Acklac7, great to know you're still here. I just came back myself. We lived in Florida for 18yrs. Many trips to Sanibel. Great fishing there.


----------



## acklac7 (May 31, 2004)

Steven Low said:


> Acklac7, great to know you're still here. I just came back myself. We lived in Florida for 18yrs. Many trips to Sanibel. Great fishing there.


Same to you Steve. Looks like you had to make another account, hadn't heard from you in a good bit, was starting to get worried...


----------



## dblbrldave (Apr 16, 2004)

Watch for the snook in the surf, right along the beach. Use nothing less than a 30lb floor leader.


----------



## Govbarney (Jan 3, 2011)

I got down here today, only got to fish for about a hour after dark on the beach in front of my hotel, had one hit but failed to hook up. Was using a DOA shrimp and casting parallel to beach. Tmwr morning I'm going to bust the cast net out and try using live bait with my surf rod. 
Aside from all that does anyone have advice for a good after dark lure in the surf?


----------



## Muddy (May 7, 2017)

Use live bait or cut bait. Go out at first light and cast spoons for lady fish, use the lady fish for bait. I am driving down to Captiva on Friday.


----------



## Muddy (May 7, 2017)

Well, how is it going? I am heading out tomorrow.


----------



## Govbarney (Jan 3, 2011)

Hit or miss, got a few decent Spanish mackerels , but mostly I been catching whiting , catfish and pompano


----------



## Govbarney (Jan 3, 2011)

One of the Spanish macks I caught on a small pinfish


----------



## chris1162 (Mar 12, 2008)

Good luck and keep the pics coming!


----------



## heidlers (May 24, 2010)

dblbrldave said:


> Watch for the snook in the surf, right along the beach. Use nothing less than a 30lb floor leader.

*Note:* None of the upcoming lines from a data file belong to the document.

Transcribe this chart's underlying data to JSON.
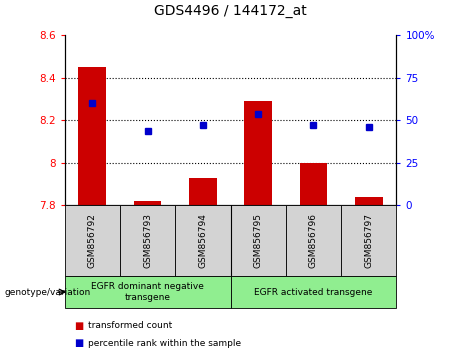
{
  "title": "GDS4496 / 144172_at",
  "samples": [
    "GSM856792",
    "GSM856793",
    "GSM856794",
    "GSM856795",
    "GSM856796",
    "GSM856797"
  ],
  "bar_bottoms": [
    7.8,
    7.8,
    7.8,
    7.8,
    7.8,
    7.8
  ],
  "bar_tops": [
    8.45,
    7.82,
    7.93,
    8.29,
    8.0,
    7.84
  ],
  "percentile_right": [
    60,
    44,
    47,
    54,
    47,
    46
  ],
  "ylim_left": [
    7.8,
    8.6
  ],
  "ylim_right": [
    0,
    100
  ],
  "yticks_left": [
    7.8,
    8.0,
    8.2,
    8.4,
    8.6
  ],
  "ytick_labels_left": [
    "7.8",
    "8",
    "8.2",
    "8.4",
    "8.6"
  ],
  "yticks_right": [
    0,
    25,
    50,
    75,
    100
  ],
  "ytick_labels_right": [
    "0",
    "25",
    "50",
    "75",
    "100%"
  ],
  "group1_label": "EGFR dominant negative\ntransgene",
  "group2_label": "EGFR activated transgene",
  "bar_color": "#CC0000",
  "dot_color": "#0000CC",
  "bar_width": 0.5,
  "legend_label_bar": "transformed count",
  "legend_label_dot": "percentile rank within the sample",
  "xlabel_area": "genotype/variation",
  "tick_area_color": "#D3D3D3",
  "group_area_color": "#90EE90",
  "grid_yticks": [
    8.0,
    8.2,
    8.4
  ]
}
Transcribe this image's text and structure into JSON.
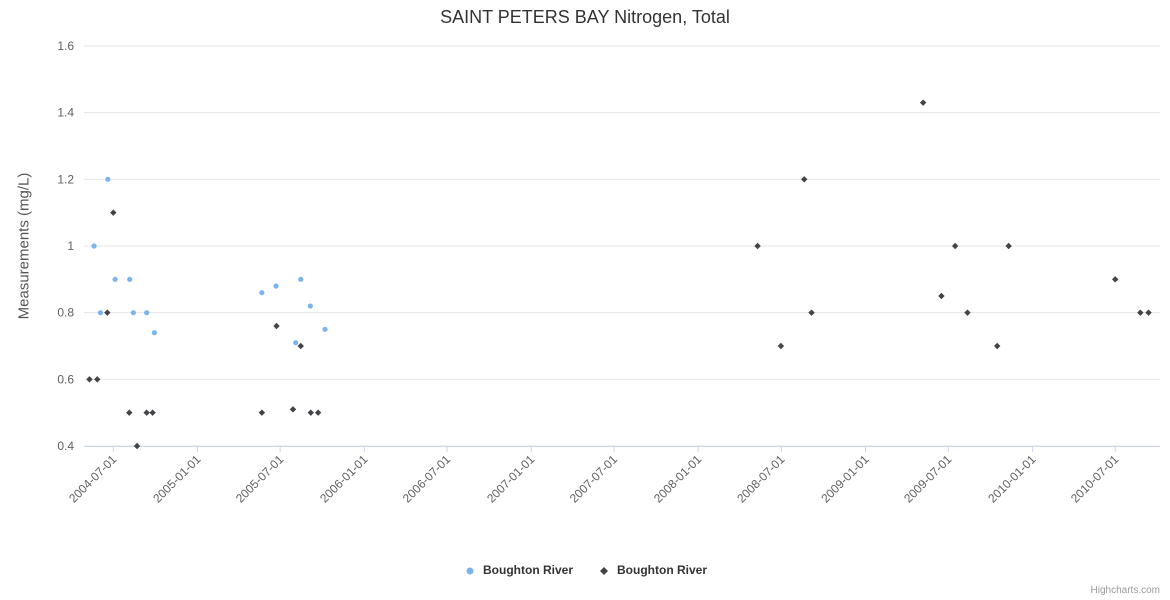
{
  "title": "SAINT PETERS BAY Nitrogen, Total",
  "credits": "Highcharts.com",
  "chart_data": {
    "type": "scatter",
    "title": "SAINT PETERS BAY Nitrogen, Total",
    "xlabel": "",
    "ylabel": "Measurements (mg/L)",
    "ylim": [
      0.4,
      1.6
    ],
    "yticks": [
      0.4,
      0.6,
      0.8,
      1,
      1.2,
      1.4,
      1.6
    ],
    "xlim": [
      "2004-04-28",
      "2010-10-07"
    ],
    "xticks": [
      "2004-07-01",
      "2005-01-01",
      "2005-07-01",
      "2006-01-01",
      "2006-07-01",
      "2007-01-01",
      "2007-07-01",
      "2008-01-01",
      "2008-07-01",
      "2009-01-01",
      "2009-07-01",
      "2010-01-01",
      "2010-07-01"
    ],
    "grid": "horizontal-only",
    "legend_position": "bottom-center",
    "series": [
      {
        "name": "Boughton River",
        "color": "#7cb5ec",
        "marker": "circle",
        "points": [
          {
            "x": "2004-05-20",
            "y": 1.0
          },
          {
            "x": "2004-06-03",
            "y": 0.8
          },
          {
            "x": "2004-06-19",
            "y": 1.2
          },
          {
            "x": "2004-07-05",
            "y": 0.9
          },
          {
            "x": "2004-08-06",
            "y": 0.9
          },
          {
            "x": "2004-08-14",
            "y": 0.8
          },
          {
            "x": "2004-09-12",
            "y": 0.8
          },
          {
            "x": "2004-09-29",
            "y": 0.74
          },
          {
            "x": "2005-05-22",
            "y": 0.86
          },
          {
            "x": "2005-06-22",
            "y": 0.88
          },
          {
            "x": "2005-08-04",
            "y": 0.71
          },
          {
            "x": "2005-08-15",
            "y": 0.9
          },
          {
            "x": "2005-09-05",
            "y": 0.82
          },
          {
            "x": "2005-10-07",
            "y": 0.75
          }
        ]
      },
      {
        "name": "Boughton River",
        "color": "#434348",
        "marker": "diamond",
        "points": [
          {
            "x": "2004-05-10",
            "y": 0.6
          },
          {
            "x": "2004-05-27",
            "y": 0.6
          },
          {
            "x": "2004-06-18",
            "y": 0.8
          },
          {
            "x": "2004-07-01",
            "y": 1.1
          },
          {
            "x": "2004-08-05",
            "y": 0.5
          },
          {
            "x": "2004-08-22",
            "y": 0.4
          },
          {
            "x": "2004-09-12",
            "y": 0.5
          },
          {
            "x": "2004-09-25",
            "y": 0.5
          },
          {
            "x": "2005-05-22",
            "y": 0.5
          },
          {
            "x": "2005-06-23",
            "y": 0.76
          },
          {
            "x": "2005-07-29",
            "y": 0.51
          },
          {
            "x": "2005-08-15",
            "y": 0.7
          },
          {
            "x": "2005-09-06",
            "y": 0.5
          },
          {
            "x": "2005-09-22",
            "y": 0.5
          },
          {
            "x": "2008-05-10",
            "y": 1.0
          },
          {
            "x": "2008-06-30",
            "y": 0.7
          },
          {
            "x": "2008-08-20",
            "y": 1.2
          },
          {
            "x": "2008-09-05",
            "y": 0.8
          },
          {
            "x": "2009-05-07",
            "y": 1.43
          },
          {
            "x": "2009-06-16",
            "y": 0.85
          },
          {
            "x": "2009-07-16",
            "y": 1.0
          },
          {
            "x": "2009-08-12",
            "y": 0.8
          },
          {
            "x": "2009-10-16",
            "y": 0.7
          },
          {
            "x": "2009-11-10",
            "y": 1.0
          },
          {
            "x": "2010-07-01",
            "y": 0.9
          },
          {
            "x": "2010-08-25",
            "y": 0.8
          },
          {
            "x": "2010-09-12",
            "y": 0.8
          }
        ]
      }
    ]
  }
}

I may be a little late on this one, but echo Dave's post about Snook in the surf this time of year. They literally hug the wash line sunrise & sunset. I've had a lot of success with them using small white Spro hair jigs (1/4oz, 3/8oz) A good fluoro leader is critical


----------



## Govbarney (Jan 3, 2011)

Got back to Buckeye State on Saturday, thanks to all the posters for the advice , caught plenty of fish, no snook or shark, but I definitely learned a few things, and will be much better prepared for my next gulf coast vacation.


----------